「中間テスト」A








夜流とあきらは、毎日同じ電車で通学し、毎日一緒に帰る。
そこにたまに、雨の日だけ電車通学の透が混じる。晴れの日は、透は電車代をけちって、自転車通学をしている。
自転車でいけない距離ではない。
元々同じ市内に住んでいるのだから、夜流もあきらも自転車通学でもいいのだが、天気の問題もあったりするし、朝から長距離を自転車でこぐなんてだるいので、電車通学だった。

中間テスト初日の朝も、夜流とあきらは同じ時間帯の電車の同じ車両で通学していた。

「ん・・・・」

満員電車の中、教科書を開いて勉強していたのだけど、あきらが頬を紅くして夜流のほうに擦り寄ってくる。
夜流は、初日にある数学のことが頭いっぱいで、それに気づかない。
「やっ・・・ん」
めちゃくちゃ艶のある女の子のような声が夜流の耳元でして、夜流はあきらの異変にきづいた。
あきらはもぞもぞしている。
「ヨ・・・ル・・・・」
泣きそうな顔で、夜流を見上げる。
「・・・・・・・ッ、ッ・・・・」
あきらの背後で、中年のおっさんが、あきらの下肢に足をわりこませ、あきらの臀部や尻を触っていた。
中年のおっさんの手が、後ろから伸びてきて、抵抗しないあきらのブレザーをはいあがり、あきらの薄い胸をまさぐりだす。
「・・・・・・・・・・や」
あきらは、今にも泣きそうだった。

「はい、そこまでね」
「ちょ、何するんだよ!」

「こっちの台詞だ、この変態痴漢野郎!!」


夜流の大声で、中年のおっさんはビクビクしながら、シラをきりはじめる。
「な、何を言っているのかね君、こ、この子は男じゃないか!どうして私が痴漢する必要があるんだ!!」

「はいはい。そういうことは、機動警察のとこでいいましょうね」

すぐ、次の駅であきらをおろし、おっさんの手を掴むと、そのまま有無をいわせぬ勢いで駅員に引き渡した。

「大丈夫か、あきら?」
「う・・・ん・・・」
あきらはもぞもぞしていた。
「どうした?やばい?トイレいく?」
男だって、生理的に不快でも、あそこを触られてたりしたらたつもんだ。仕方ない。そんな風にできてるんだから。
「一緒についてく?待ってるぞ?」
あきらが男の痴漢に会うのは通算これで4回目。
5月の半ばで4回とは、やはり見た目が美少女すぎなせいだろうか。最初はみんな勘違いして触って、最後まで女の子と思ってそのまま駅員に引き渡され、少年であると知ってそこでびっくりする。
今回は、あきらが男だって知ってて触ってた。だったら、やばくなっても仕方ない。

「夜流も来て!」
「へ?えええ!?」

男子トイレの前まできた夜流の手をひっぱって、あきらは無理やり夜流を連れてせまい個室に入った。
「あきら?大丈夫?」
「ん・・・・。
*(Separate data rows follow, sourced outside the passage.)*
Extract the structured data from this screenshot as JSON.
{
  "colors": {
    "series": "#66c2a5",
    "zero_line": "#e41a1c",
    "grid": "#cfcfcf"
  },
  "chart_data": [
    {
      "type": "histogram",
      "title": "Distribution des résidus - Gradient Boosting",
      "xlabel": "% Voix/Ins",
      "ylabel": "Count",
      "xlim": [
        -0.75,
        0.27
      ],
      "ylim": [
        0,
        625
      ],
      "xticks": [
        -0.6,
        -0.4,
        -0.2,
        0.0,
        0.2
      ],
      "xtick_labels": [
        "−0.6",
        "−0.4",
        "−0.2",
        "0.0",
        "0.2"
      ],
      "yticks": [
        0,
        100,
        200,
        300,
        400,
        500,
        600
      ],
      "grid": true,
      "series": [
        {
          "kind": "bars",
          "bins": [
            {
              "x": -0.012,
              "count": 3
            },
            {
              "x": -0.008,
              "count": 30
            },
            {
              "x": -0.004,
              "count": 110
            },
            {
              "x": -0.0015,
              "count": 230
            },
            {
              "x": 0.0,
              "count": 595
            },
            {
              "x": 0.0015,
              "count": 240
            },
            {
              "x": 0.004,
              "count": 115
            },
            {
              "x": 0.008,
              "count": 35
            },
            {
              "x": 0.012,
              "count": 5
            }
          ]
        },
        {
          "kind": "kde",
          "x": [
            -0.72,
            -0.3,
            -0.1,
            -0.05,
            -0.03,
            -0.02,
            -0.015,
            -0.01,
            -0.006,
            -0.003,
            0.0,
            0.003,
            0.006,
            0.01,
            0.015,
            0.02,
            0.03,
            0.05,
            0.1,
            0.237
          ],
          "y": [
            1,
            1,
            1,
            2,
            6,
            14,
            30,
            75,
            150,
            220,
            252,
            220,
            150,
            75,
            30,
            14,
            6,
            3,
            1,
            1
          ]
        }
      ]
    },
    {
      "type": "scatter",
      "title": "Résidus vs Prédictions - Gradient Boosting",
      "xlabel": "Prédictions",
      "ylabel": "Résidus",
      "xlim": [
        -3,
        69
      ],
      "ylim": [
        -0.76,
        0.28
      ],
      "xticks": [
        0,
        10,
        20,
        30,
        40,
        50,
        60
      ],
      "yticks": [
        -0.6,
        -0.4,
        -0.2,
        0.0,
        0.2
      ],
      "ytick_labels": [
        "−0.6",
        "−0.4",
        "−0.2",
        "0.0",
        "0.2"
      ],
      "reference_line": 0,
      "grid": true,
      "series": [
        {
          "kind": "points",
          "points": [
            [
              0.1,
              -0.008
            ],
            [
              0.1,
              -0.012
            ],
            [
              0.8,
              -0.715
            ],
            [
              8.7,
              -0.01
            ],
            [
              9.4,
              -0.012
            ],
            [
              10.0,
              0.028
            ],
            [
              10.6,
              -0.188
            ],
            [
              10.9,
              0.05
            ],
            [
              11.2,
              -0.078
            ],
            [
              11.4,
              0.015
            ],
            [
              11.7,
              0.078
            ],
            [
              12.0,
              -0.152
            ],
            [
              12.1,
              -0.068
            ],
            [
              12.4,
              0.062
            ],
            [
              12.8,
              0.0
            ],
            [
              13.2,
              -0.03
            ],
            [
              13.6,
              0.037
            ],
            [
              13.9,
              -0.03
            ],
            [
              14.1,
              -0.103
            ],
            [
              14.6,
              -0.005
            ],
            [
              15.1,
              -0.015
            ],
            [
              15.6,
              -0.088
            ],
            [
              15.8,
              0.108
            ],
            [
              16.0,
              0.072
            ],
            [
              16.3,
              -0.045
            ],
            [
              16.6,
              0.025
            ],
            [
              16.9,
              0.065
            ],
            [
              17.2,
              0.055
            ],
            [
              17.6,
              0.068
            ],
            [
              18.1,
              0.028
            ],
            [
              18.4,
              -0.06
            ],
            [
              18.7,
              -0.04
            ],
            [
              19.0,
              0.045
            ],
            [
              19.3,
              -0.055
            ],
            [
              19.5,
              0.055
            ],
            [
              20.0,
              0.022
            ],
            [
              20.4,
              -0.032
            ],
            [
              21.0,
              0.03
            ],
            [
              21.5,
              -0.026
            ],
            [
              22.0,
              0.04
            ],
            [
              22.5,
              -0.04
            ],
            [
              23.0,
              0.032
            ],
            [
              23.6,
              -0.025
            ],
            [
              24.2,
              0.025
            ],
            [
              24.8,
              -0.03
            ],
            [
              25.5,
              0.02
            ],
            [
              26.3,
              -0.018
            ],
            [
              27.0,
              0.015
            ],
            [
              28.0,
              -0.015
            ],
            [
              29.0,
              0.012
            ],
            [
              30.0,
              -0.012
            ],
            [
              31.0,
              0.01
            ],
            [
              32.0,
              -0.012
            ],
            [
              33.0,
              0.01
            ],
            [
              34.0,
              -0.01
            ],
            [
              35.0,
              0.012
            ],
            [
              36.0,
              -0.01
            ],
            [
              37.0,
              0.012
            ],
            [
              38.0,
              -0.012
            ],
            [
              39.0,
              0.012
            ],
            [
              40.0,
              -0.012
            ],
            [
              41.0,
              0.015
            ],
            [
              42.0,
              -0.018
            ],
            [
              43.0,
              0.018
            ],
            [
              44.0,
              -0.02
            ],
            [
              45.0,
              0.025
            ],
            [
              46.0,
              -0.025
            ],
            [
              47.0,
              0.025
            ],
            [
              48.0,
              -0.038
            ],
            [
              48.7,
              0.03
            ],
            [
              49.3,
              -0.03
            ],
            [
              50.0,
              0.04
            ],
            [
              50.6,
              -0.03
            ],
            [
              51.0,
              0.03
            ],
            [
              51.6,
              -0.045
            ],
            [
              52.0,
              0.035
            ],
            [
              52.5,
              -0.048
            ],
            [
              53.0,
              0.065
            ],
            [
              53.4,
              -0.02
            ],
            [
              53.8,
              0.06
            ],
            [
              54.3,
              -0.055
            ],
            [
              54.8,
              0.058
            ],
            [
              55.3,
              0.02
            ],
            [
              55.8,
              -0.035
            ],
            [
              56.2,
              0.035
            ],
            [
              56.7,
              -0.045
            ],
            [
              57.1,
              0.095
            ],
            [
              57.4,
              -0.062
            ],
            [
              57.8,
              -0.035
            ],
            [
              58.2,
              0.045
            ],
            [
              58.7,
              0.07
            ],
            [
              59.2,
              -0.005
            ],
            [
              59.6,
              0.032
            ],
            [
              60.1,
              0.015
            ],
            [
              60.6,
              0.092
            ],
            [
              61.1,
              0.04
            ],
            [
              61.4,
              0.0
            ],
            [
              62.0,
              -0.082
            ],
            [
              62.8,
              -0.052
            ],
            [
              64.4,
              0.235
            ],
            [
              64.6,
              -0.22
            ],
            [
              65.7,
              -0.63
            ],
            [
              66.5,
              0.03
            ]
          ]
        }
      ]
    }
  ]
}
俺・・・・」
「どうした?」
「俺、自分で・・・・その・・・」
「あ?」
「自慰とか・・・したことない、から」

「ほええええ!?」
「しー!!」

幸いにも、他に男子トイレの利用者はいなかった。
「俺なんて、自慢だけどけっこうしまくりだぞ!」
「自慢になんねー」
あきらはもぞもぞしている。

「やり方、わかんないの?」
あきらは、こくんと真っ赤になって頷いた。